Dans le cadre du dispositif de surveillance renforcée des vaccins contre la Covid 19 le groupement d’intérêt scientifique ANSM-Cnam, EPI-PHARE, a mené une nouvelle étude en France afin de caractériser les risques de myocardite ou péricardite suite à l’injection de vaccins Anm chez les personnes âgées de 12 à 50 ans.

L’étude vient confirmer une existence de risques de myicardite et péricadite dans les 7 jours qui suivent la vaccination contre la Covid 19 avec un vaccin ARNm (Comirnaty et Spikevax) chez les sujets de 12 à 50 ans, particulièrement chez les jeunes de 12 à 29 ans. Ces risques se veulent plus importants avec le vaccin Spikevax. L’étude confirme aussi l’évolution clinique favorable des cas de myocardite et péricardite causés par la vaccination : aucun décès n’a été rapporté parmi les patients hospitalisés pour une myocardite ou péricardite suite à la vaccination covid.
La myocardite (inflammation du muscle cardiaque) et la péricardite (inflammation de la membrane entourant le cœur) sont le plus souvent causées par une infection virale et constatés chez les jeunes hommes. Dans la plupart des cas, l’état de santé des personnes atteintes tend à s’améliorer de lui-même ou grâce à la prise d’un traitement.

Depuis juillet 2021, la myocardite et la péricardite font partie des effets indésirables qui peuvent parfois (rarement) survenir à la suite d’une vaccination contre la covid 19 par les vaccins Comirnaty (Pfizer) ou Spikevax (Moderna). La vaccination Spikevax serait responsable de 132 cas de myocardite supplémentaires par million de doses administrées.

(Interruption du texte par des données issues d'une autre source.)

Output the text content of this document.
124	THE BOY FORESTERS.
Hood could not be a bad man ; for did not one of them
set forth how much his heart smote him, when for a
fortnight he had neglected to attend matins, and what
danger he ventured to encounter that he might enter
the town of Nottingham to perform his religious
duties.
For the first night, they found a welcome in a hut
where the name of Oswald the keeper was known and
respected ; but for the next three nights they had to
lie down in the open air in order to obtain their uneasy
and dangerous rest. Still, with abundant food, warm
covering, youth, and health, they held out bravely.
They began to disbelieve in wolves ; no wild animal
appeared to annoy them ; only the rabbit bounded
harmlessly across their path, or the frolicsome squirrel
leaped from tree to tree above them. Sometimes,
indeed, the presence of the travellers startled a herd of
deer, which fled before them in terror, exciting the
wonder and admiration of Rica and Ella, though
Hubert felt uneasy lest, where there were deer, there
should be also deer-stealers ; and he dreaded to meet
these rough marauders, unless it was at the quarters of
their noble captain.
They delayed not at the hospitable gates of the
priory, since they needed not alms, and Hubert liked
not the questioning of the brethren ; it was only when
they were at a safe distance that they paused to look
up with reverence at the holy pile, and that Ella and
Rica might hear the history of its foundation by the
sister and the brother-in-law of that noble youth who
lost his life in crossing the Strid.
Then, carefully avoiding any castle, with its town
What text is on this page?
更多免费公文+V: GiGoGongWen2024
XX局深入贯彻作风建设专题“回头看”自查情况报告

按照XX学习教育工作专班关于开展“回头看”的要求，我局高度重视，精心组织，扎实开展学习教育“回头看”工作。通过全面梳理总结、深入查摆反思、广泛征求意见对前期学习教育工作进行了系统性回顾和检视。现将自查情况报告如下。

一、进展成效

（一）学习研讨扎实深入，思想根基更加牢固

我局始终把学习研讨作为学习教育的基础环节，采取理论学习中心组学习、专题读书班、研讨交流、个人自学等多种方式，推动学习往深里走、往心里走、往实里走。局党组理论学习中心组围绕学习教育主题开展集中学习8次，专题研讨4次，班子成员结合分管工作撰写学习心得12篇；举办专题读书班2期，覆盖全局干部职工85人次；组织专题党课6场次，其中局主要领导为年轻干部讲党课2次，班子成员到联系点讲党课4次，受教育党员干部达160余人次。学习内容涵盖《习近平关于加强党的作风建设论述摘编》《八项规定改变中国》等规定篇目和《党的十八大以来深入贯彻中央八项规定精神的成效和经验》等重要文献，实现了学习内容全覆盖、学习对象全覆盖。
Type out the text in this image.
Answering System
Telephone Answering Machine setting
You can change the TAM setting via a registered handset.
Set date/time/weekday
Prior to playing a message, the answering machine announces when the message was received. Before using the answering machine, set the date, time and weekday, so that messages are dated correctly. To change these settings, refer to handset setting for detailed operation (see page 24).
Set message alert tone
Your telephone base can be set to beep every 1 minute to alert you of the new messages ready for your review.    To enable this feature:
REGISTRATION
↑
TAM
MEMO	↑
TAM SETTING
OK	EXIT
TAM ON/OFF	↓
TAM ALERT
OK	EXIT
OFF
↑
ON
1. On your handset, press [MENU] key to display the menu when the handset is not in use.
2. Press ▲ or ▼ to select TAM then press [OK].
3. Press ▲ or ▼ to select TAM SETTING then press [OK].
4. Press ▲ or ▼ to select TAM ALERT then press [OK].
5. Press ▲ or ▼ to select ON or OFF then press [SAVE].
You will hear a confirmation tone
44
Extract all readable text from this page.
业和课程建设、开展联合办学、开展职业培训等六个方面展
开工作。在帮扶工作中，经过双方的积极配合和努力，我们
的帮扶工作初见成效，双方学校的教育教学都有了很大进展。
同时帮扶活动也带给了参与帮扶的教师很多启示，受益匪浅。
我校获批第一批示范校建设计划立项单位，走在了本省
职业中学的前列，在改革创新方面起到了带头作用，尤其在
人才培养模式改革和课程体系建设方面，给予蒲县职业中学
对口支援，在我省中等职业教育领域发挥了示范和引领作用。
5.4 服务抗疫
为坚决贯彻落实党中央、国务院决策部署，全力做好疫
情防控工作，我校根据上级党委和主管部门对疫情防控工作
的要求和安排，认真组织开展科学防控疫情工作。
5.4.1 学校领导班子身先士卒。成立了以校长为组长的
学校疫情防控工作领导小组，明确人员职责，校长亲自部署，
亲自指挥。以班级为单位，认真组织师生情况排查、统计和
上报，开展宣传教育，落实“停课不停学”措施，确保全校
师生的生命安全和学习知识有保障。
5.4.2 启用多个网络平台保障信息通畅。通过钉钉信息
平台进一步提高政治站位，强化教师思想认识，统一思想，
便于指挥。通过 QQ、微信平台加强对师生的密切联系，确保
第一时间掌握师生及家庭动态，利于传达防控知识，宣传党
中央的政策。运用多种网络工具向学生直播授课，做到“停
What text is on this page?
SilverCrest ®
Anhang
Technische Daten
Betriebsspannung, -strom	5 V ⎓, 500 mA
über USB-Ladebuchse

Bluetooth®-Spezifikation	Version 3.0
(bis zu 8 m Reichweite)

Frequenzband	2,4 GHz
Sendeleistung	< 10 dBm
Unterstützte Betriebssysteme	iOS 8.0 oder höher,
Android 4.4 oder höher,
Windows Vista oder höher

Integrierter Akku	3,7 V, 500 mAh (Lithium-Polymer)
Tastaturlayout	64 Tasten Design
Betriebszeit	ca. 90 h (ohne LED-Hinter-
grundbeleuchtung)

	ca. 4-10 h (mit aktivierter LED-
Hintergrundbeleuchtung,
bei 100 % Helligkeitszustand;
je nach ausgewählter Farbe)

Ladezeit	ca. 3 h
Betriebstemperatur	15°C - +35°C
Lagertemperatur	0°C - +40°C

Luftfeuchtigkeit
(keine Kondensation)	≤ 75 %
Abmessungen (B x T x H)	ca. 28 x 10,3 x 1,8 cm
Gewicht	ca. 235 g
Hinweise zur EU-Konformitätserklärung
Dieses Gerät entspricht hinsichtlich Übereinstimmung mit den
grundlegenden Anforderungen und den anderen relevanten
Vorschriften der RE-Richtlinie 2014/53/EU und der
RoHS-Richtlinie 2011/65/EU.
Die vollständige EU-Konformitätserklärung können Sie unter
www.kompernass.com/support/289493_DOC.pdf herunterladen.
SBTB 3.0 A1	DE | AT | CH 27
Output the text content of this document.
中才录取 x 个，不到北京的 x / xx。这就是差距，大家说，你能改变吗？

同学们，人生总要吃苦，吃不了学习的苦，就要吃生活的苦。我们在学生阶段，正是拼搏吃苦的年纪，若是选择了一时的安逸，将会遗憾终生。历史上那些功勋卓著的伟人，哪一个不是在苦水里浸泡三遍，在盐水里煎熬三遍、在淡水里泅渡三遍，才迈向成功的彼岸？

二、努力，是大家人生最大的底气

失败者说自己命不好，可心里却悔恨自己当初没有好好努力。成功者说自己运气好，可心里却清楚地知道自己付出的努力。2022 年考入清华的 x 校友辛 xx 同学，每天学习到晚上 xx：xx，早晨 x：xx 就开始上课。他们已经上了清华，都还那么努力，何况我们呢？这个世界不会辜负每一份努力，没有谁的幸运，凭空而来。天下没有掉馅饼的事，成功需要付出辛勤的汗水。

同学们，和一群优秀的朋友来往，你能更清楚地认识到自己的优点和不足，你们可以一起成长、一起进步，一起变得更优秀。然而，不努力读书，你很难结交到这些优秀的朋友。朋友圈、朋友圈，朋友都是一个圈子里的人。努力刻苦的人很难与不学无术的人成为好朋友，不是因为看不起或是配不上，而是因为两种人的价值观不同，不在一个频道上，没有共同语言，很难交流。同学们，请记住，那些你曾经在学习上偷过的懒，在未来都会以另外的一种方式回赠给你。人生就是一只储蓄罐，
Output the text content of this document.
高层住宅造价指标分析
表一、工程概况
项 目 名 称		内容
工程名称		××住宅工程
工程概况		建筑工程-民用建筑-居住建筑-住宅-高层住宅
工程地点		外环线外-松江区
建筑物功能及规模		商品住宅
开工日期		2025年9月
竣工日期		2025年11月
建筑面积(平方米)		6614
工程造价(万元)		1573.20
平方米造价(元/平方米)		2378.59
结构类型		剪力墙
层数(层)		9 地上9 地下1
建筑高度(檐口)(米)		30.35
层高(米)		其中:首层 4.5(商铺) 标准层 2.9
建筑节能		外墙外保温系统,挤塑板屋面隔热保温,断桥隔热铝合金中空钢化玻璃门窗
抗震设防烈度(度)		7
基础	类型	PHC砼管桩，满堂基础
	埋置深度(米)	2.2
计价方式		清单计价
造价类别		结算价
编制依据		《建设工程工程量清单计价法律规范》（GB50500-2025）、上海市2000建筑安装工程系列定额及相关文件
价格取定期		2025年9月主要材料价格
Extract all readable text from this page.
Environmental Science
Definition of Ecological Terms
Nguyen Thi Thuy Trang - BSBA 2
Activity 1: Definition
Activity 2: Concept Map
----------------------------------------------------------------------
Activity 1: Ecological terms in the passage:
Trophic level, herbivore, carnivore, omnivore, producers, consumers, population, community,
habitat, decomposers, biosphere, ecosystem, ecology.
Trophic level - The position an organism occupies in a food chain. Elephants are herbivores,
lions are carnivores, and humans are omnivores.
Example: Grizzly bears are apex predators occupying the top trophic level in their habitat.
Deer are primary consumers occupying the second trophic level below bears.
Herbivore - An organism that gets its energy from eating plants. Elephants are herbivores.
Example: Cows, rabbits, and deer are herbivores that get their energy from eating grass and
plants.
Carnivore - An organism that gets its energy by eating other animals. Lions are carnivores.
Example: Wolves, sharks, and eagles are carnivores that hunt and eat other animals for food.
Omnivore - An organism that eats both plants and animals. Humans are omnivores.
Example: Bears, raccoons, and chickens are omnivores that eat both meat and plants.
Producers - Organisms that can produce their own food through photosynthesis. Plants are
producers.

Si la survenue d’une myocardite est moins courante que chez les hommes, les risques sont augmentés chez les femmes de moins de 30 ans, avec un excès de cas attribués à la seconde dose de Spikevax, de l’ordre de 37 par million de doses. Les risques de péricardite apparaissent également plus marqués suite à la vaccination par Spikevax chez les personnes de moins de 30 ans, particulièrement après la seconde dose, à l’origine d’un excès de cas : 18 par million de doses chez les jeunes hommes.

Information pour les personnes vaccinées : il est recommandé par l’ANSM à toute personne qui présente des symptômes tels qu’un essoufflement (dyspnée), des douleurs dans la poitrine, des palpitations (battements cardiaques forts) ou un rythme cardiaque irrégulier de rapidement consulter un médecin.